1998' de Osmaniye ilçesi ADANA' dan ayrılarak bağımsız bir vilayet yapıldı, Kadirli ilçesi de Osmaniye' ye bağlandı.
KAC KAC
ADANA ve çevresinde Ermeni ayaklanması ( 14 - 25 Nisan 1909 ). İstanbul'daki "31 Mart Vakası"'ndan bir gün sonra başlayan ayaklanma iki aşamadan oluştu. İlki Adana, Tarsus, Erzin, Misis, Dörtyol ve çevresinde ( 14 - 16 Nisan ) , ikincisi dokuz gün sonra yalnızca Adana'da meydana geldi. Ermenilerin Türk mahallerine saldırmasıyla başlayan ayaklanmada, önce paniğe kapılan ADANA 'nın müslüman halkı birbirlerini "kaç kaç" diye uyararak kentten çıkıp dağlara sığındıklarından bu toplu göç halk arasında daha sonra "kaç kaç" diye anıldı. Müslümanlar Ermenilere karşı saldırıya geçince güvenlik kuvvetleri önlem almaya çalıştı. Ayaklanmayı örgütleyen ve Avrupa devletlerinin duruma müdehale edeceğini uman ADANA 'daki Ermeni piskoposu Muşeg, ayaklanma başarısızlığa uğrayınca İskenderiye'ye kaçtı. Olayın Avrupa basınında Türkiye aleyhine kullanılması Osmanlı hükümetini telaşa düşürdü. Olayın ardından Cemal Paşa ADANA valiliğine gönderildi. Yapılan yargılamada Avrupayı tatmin için kırk yedi Türk ve bir Ermeni idam cezasına çarptırıldı.

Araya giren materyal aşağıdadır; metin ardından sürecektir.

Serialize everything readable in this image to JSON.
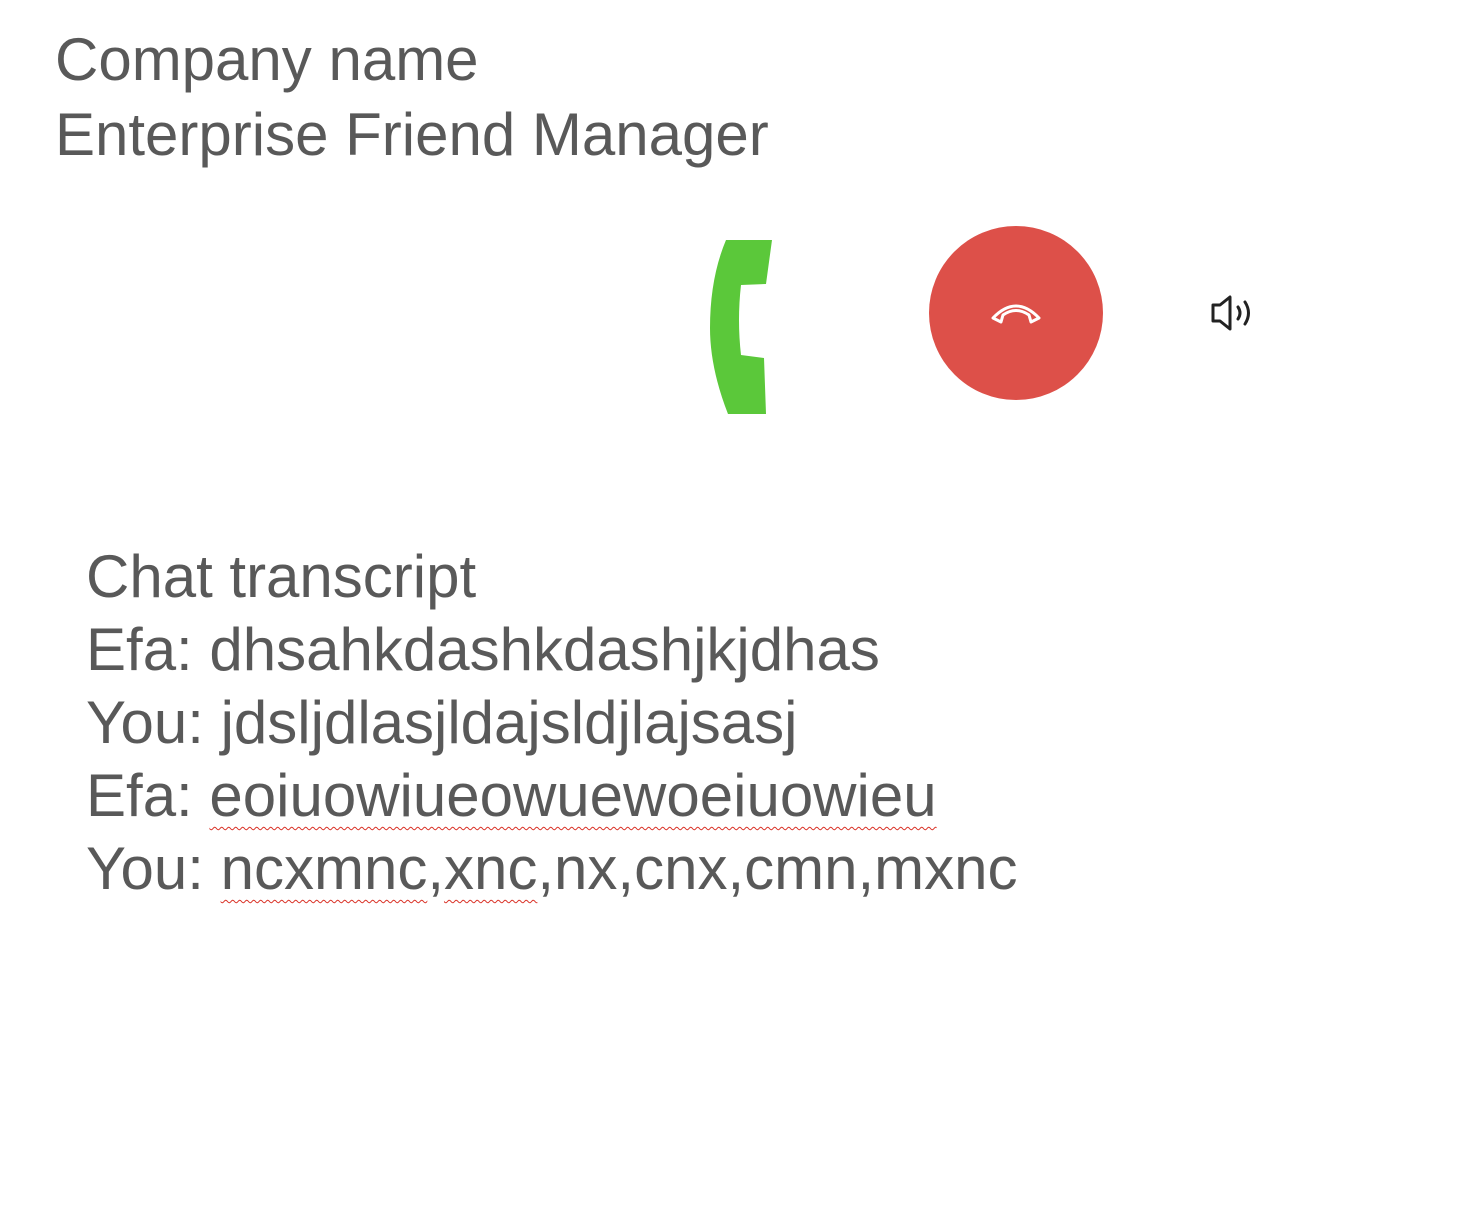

Bizans Dönemi'nde ADANA : İ . S 395' te Büyük Roma İmparatorluğu Doğu ve Batı diye ikiye ayrılınca, ADANA ovaları Doğu Roma İmparatorluğu' nun ( Bizans ) egemenliğinde kaldı. ADANA, Roma İmparatorluğu ve özellikle Doğu Roma İmparatorluğu yönetimi altında hızlı bir gelişme gösterdi, önemli bir ticaret merkezi oldu.

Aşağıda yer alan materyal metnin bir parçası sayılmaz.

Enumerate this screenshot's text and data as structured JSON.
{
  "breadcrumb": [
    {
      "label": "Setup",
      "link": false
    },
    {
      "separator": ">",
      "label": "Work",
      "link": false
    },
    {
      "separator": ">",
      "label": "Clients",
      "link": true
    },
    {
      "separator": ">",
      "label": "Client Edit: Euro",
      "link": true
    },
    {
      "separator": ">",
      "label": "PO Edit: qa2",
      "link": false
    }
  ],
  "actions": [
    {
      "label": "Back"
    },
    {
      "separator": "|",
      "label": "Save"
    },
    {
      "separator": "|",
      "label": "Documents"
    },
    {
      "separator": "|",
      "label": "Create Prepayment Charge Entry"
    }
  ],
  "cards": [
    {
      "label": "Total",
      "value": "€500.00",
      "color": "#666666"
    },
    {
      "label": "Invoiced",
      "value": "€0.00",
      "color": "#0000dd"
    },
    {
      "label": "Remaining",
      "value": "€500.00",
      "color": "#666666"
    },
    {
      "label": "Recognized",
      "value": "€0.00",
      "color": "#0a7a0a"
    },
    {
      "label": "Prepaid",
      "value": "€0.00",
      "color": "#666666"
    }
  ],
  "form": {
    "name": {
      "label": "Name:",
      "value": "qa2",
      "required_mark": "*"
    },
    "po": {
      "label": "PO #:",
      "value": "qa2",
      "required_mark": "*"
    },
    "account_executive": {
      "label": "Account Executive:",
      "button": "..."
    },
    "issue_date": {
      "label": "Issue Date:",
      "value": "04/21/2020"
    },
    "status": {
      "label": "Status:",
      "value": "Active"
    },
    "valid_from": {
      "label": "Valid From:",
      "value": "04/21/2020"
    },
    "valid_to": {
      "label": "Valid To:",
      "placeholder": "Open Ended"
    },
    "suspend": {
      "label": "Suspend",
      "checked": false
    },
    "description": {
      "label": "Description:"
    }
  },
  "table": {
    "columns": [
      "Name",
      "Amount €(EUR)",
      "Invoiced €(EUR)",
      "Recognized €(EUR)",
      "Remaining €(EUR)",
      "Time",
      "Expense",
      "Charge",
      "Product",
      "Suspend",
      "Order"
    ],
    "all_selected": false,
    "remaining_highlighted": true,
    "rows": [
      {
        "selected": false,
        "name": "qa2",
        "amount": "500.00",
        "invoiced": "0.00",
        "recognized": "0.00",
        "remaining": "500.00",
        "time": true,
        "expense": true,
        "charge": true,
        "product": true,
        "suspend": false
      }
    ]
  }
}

Hollanda'nın Liman Projesi : Abidin Paşa' nın valilği döneminde, Hollandalıların ADANA' yı Akdeniz' e bağlama önerisi, padişah Abdülhamit tarafından reddedildi. Bunda, Seyhan kenerına yapılacak "setler * " ve her yıl dolacak yatağın temizleme masraflarının ağırlığının rolü olduğu görüşü savunulmuştur. Dr. Kottsch ise anılarında küçük ölçekli gemilerin zaten Taşköprü * ' ye kadar geldiğini belirtmekte ve şöyle demektedir :
" Kentin yanında Seyhan nehri o kadar derindir ki, Kıbrıs ve Kuzey Suriye limanlarından küçük gemilerle Taşköprü' ye kadar gelinebilir. Burada içlerinde iki yüksek Latin tarzı yelkenlinin bulunduğu 8 tane gemi saydım. Bu gemiler dönüşte kereste, susam, buğday, yün ve pamuk ile biraz da diğer mahsüllerden götürüyorlar. ADANA' nın çarşısı tüccar sayısı itibariyle Tarsus' tan büyüktü. Burada bilhassa silah satışı çok oluyor."

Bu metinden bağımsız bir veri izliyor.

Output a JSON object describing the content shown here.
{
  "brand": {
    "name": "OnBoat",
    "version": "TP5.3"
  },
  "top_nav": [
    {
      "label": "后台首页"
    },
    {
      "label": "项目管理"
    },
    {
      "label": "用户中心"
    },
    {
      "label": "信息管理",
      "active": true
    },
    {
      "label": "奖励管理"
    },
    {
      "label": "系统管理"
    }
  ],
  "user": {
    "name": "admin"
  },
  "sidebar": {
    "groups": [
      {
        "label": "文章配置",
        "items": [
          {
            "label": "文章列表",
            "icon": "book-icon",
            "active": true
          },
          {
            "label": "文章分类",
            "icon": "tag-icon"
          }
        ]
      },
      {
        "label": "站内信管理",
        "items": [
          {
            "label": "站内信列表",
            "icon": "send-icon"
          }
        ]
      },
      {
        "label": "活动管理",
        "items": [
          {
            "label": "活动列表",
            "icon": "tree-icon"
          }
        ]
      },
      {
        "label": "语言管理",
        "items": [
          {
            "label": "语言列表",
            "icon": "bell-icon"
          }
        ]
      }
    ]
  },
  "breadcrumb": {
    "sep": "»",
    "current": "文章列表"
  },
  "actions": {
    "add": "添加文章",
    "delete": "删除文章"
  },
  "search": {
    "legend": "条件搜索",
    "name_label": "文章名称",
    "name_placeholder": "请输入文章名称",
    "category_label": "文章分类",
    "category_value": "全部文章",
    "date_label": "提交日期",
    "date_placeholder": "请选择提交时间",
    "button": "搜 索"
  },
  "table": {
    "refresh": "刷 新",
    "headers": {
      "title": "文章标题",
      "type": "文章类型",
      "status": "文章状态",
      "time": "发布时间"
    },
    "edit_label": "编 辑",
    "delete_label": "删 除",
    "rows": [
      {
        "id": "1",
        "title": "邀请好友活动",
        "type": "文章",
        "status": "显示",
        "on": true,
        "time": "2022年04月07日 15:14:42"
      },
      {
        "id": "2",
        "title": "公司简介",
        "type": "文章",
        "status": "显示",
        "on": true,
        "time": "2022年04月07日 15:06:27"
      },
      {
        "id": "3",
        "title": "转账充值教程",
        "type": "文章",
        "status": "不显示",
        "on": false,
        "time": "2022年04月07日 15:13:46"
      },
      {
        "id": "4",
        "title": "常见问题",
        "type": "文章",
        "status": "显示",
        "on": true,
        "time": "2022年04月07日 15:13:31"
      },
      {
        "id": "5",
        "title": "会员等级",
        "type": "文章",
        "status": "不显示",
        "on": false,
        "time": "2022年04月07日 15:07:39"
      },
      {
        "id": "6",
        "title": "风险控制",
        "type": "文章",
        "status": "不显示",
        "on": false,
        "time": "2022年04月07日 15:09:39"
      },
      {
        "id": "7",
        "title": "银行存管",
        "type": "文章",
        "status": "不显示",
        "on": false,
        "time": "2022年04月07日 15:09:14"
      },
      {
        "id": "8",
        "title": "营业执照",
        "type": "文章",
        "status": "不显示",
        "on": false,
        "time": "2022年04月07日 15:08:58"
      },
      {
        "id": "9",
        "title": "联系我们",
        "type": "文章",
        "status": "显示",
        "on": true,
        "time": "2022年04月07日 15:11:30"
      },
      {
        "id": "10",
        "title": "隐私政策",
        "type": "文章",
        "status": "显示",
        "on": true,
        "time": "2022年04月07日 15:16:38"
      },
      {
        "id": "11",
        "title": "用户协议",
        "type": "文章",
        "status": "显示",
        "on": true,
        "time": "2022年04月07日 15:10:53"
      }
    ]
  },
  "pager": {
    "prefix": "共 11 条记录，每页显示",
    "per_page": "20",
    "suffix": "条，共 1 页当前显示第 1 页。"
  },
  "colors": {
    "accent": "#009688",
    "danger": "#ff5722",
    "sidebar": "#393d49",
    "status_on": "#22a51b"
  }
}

Deniz ulaşımı açısından bir başka öneri, ADANA'nın Yumurtalık ve Karataş limanlarını modernleştirmeyi amaçlıyordu. Ancak bu tasarı 1880' de geri çevrildi. Söz konusu tasarı 240 bin liraya yakın bir harcamayla Karataş-Yumurtalık limanlarını günün gemilerine elverişli bir yapıya kavuşturmayı öngörüyordu. Tasarının geri çevrilmesiyle, doğal koşulları liman olmaya elverişli Mersin, giderek gelişen bir kent merkezi olmaya yöneldi. ADANA ve Mersin arasındaki işbölümü de böylece kesinleşmiş oldu. Bu işbölümünde ADANA Çukurova' nın merkezi durumuna gelirken, Mersin de onun limanı olacaktı.
* Yazıda bahsi geçen setler 1990 yılından sonra Seyhan nehri kenarlarına yapılmıştır ve şu anda nehrin iki kenarında bu setler mevcuttur.
* Taşköprü, ADANA' da şu anda mevcut olan hemen hemen en eski eserdir. ADANA şehir merkezinde, Seyhan nehri üzerinde olan köprü M.S. 4. yy. ' da mimar Auxentios' a yaptırılmıştır.